Team uses virtual tech to study thermal effects on building occupants, enhance design
As a result, it is important for the design and engineering community to better understand, analyze and even predict human building interactions for structures still in the design phase. With this in mind, a team led by LSU Construction Management Professor Yimin Zhu is using immersive virtual environments, or IVEs, to measure individuals' thermal states—i.e., sensation, comfort and acceptability—in an effort to reduce performance gaps in buildings between predicted and actual energy performance.
"Many researchers have pointed out the lack of capabilities to observe human building interactions as one of the many sources contributing to the performance gap of buildings, i.e., the difference between the design performance and the actual performance," Zhu said. "Immersive virtual environments as a proxy to reality present an interesting opportunity. While the technology is increasingly being used in design and engineering, such as in design validation, the potential of using it for understanding thermally driven behaviors is not known.

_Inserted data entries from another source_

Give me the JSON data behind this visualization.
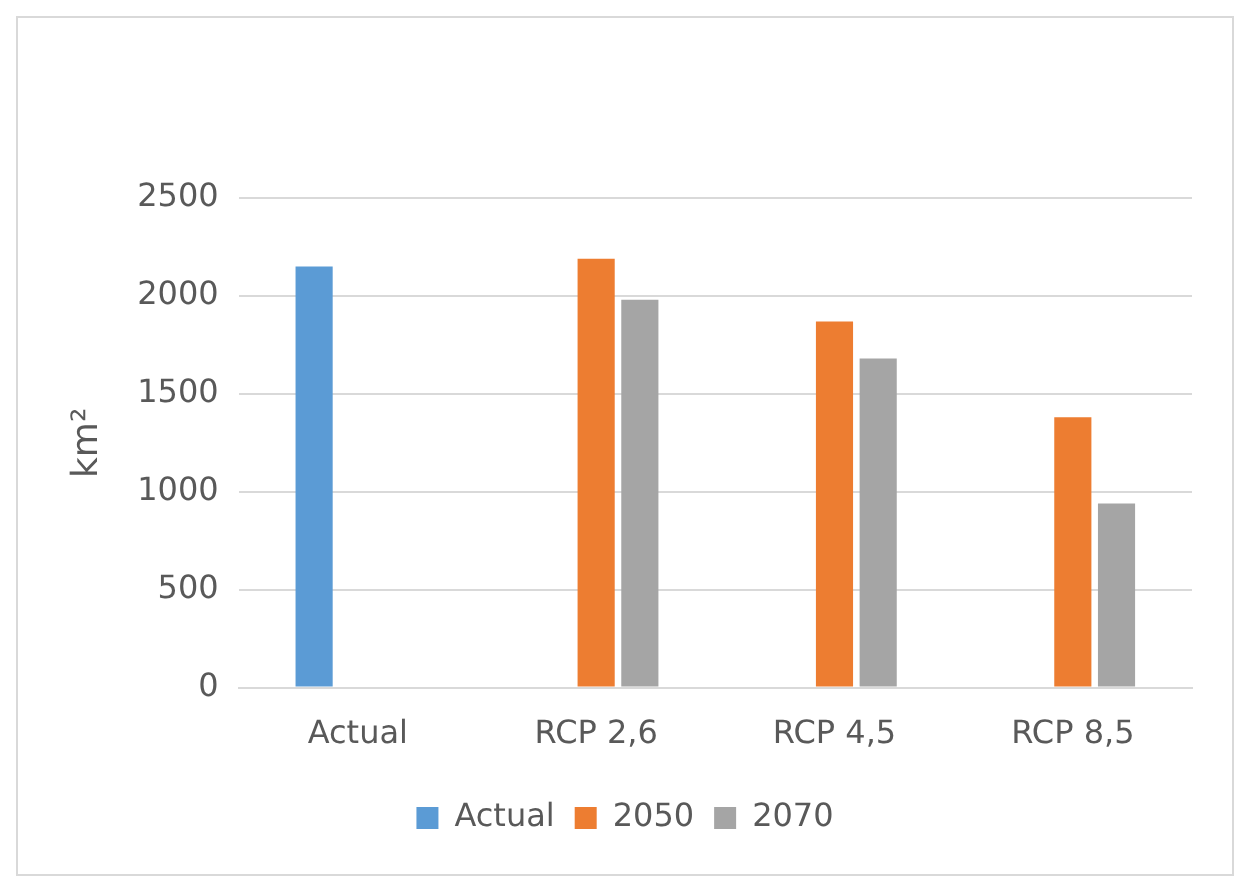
{
  "chart_data": {
    "type": "bar",
    "ylabel": "km²",
    "categories": [
      "Actual",
      "RCP 2,6",
      "RCP 4,5",
      "RCP 8,5"
    ],
    "series": [
      {
        "name": "Actual",
        "color": "#5b9bd5",
        "values": [
          2150,
          null,
          null,
          null
        ]
      },
      {
        "name": "2050",
        "color": "#ed7d31",
        "values": [
          null,
          2190,
          1870,
          1380
        ]
      },
      {
        "name": "2070",
        "color": "#a5a5a5",
        "values": [
          null,
          1980,
          1680,
          940
        ]
      }
    ],
    "ylim": [
      0,
      2500
    ],
    "yticks": [
      0,
      500,
      1000,
      1500,
      2000,
      2500
    ],
    "grid": "y",
    "legend": "bottom"
  }
}
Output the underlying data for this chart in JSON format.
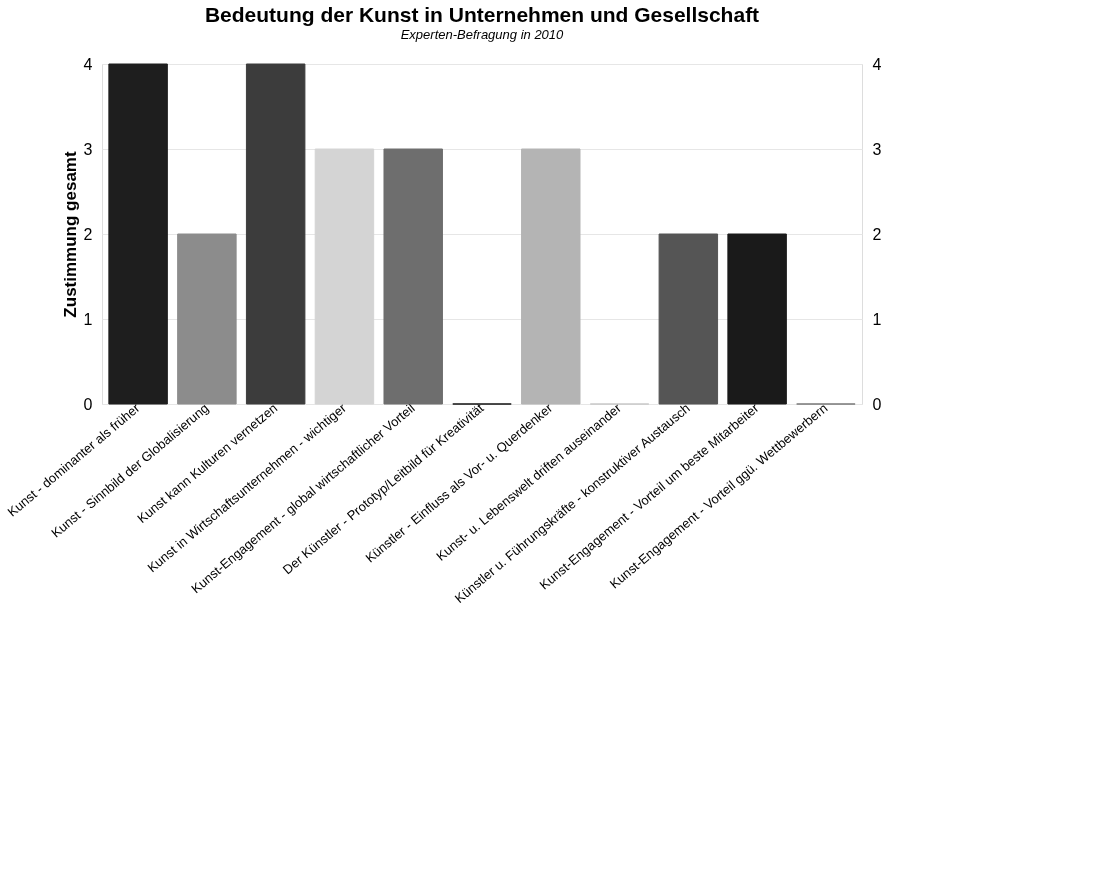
{
  "chart_data": {
    "type": "bar",
    "title": "Bedeutung der Kunst in Unternehmen und Gesellschaft",
    "subtitle": "Experten-Befragung in 2010",
    "ylabel": "Zustimmung gesamt",
    "categories": [
      "Kunst - dominanter als früher",
      "Kunst - Sinnbild der Globalisierung",
      "Kunst kann Kulturen vernetzen",
      "Kunst in Wirtschaftsunternehmen - wichtiger",
      "Kunst-Engagement - global wirtschaftlicher Vorteil",
      "Der Künstler - Prototyp/Leitbild für Kreativität",
      "Künstler - Einfluss als Vor- u. Querdenker",
      "Kunst- u. Lebenswelt driften auseinander",
      "Künstler u. Führungskräfte - konstruktiver Austausch",
      "Kunst-Engagement - Vorteil um beste Mitarbeiter",
      "Kunst-Engagement - Vorteil ggü. Wettbewerbern"
    ],
    "values": [
      4,
      2,
      4,
      3,
      3,
      0,
      3,
      0,
      2,
      2,
      0
    ],
    "colors": [
      "#1e1e1e",
      "#8c8c8c",
      "#3c3c3c",
      "#d4d4d4",
      "#6e6e6e",
      "#111111",
      "#b4b4b4",
      "#c8c8c8",
      "#555555",
      "#1a1a1a",
      "#777777"
    ],
    "ylim": [
      0,
      4
    ],
    "yticks": [
      0,
      1,
      2,
      3,
      4
    ],
    "y2lim": [
      0,
      4
    ],
    "y2ticks": [
      0,
      1,
      2,
      3,
      4
    ],
    "grid": "y"
  }
}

"This is because the technology itself cannot effectively provide thermal stimuli. Therefore, by integrating IVE with an external heating/cooling source, we hope to develop a reliable experiment and data collection method for designers and engineers."
The research, made possible by a $300,000 grant from the National Science Foundation and support from the Construction Industry Advisory Council, works like this. In the Engineering Lab Annex on LSU's campus is a facility divided into three spaces—a climate chamber, office area and mechanical/storage area. Tests are conducted in the climate chamber, a specially equipped space measuring 12 feet long, 12 feet wide, and 9 feet high. Inside the office area, tests are monitored, data analysis is performed, and participants can rest and acclimate before the experiments.
An HVAC system controls the temperature, humidity and airflow of the space. Experiments are conducted by setting the temperature to 65 degrees Fahrenheit, then 75 degrees and then 85 degrees. Relative humidity is set to 50-55 percent. Standalone sensors monitor participants' physiological responses during the experiments. Testing is done twice, once in an in-situ setting and then again with the participant wearing a virtual reality goggle, which allows them to see a VR model of the climate chamber.
"The initial analysis suggests that the behavioral intention of participants is independent of the experiment settings," Zhu said. "In other words, just because they are in virtual reality experiments does not mean participants' intentions have a specific pattern. As a matter of fact, we observe their intention differences between the two experimental settings, but there isn't sufficient evidence to solely contribute them to the virtual reality technology. We will further explore these issues when more data are collected and analyzed."
Though it's early days for the testing—there is another year left of experimentation—Zhu is encouraged by the role IVE technology has played in the experiments.
"Overall, the potential of IVE technology to support design and engineering is promising," Zhu said. "With a better control of experiment environments, like using a climate chamber, it is possible to observe reliably occupants' thermal sensations in IVE. At this stage, we don't know yet if we can say the same for behavior intention. Until then, we will have a better idea how IVE can play a significant role."
In the coming months, Zhu and the team will finalize the data collection and analysis. That information will then be shared with research and industry communities to further increase efficiency in building design and reduce the performance gap.
"I hope, based on the findings, we can have an enhanced experiment protocol, more effective analysis, and a group of like-minded students, researchers, and industry practitioners to further advance this line of research and applications," Zhu said.
Zhu is joined on the project by Tracey Rizzuto, professor and associate director of the LSU School of Leadership and Human Resource Development; Neil Johannsen, assistant professor in the LSU School of Kinesiology; and Tianzhen Hong and Jared Langevin, scientists at the Lawrence Berkeley National Laboratory. In addition, Yong Tao, professor and interim chair of mechanical engineering at Cleveland State University; William Tolone, professor and associate dean of computing and informatics at the University of North Carolina-Charlotte; and Ming Sun, professor and associate dean of research at the Nottingham Trent University School of Architecture, Design, and the Built Environment; act as an advisory committee on the project.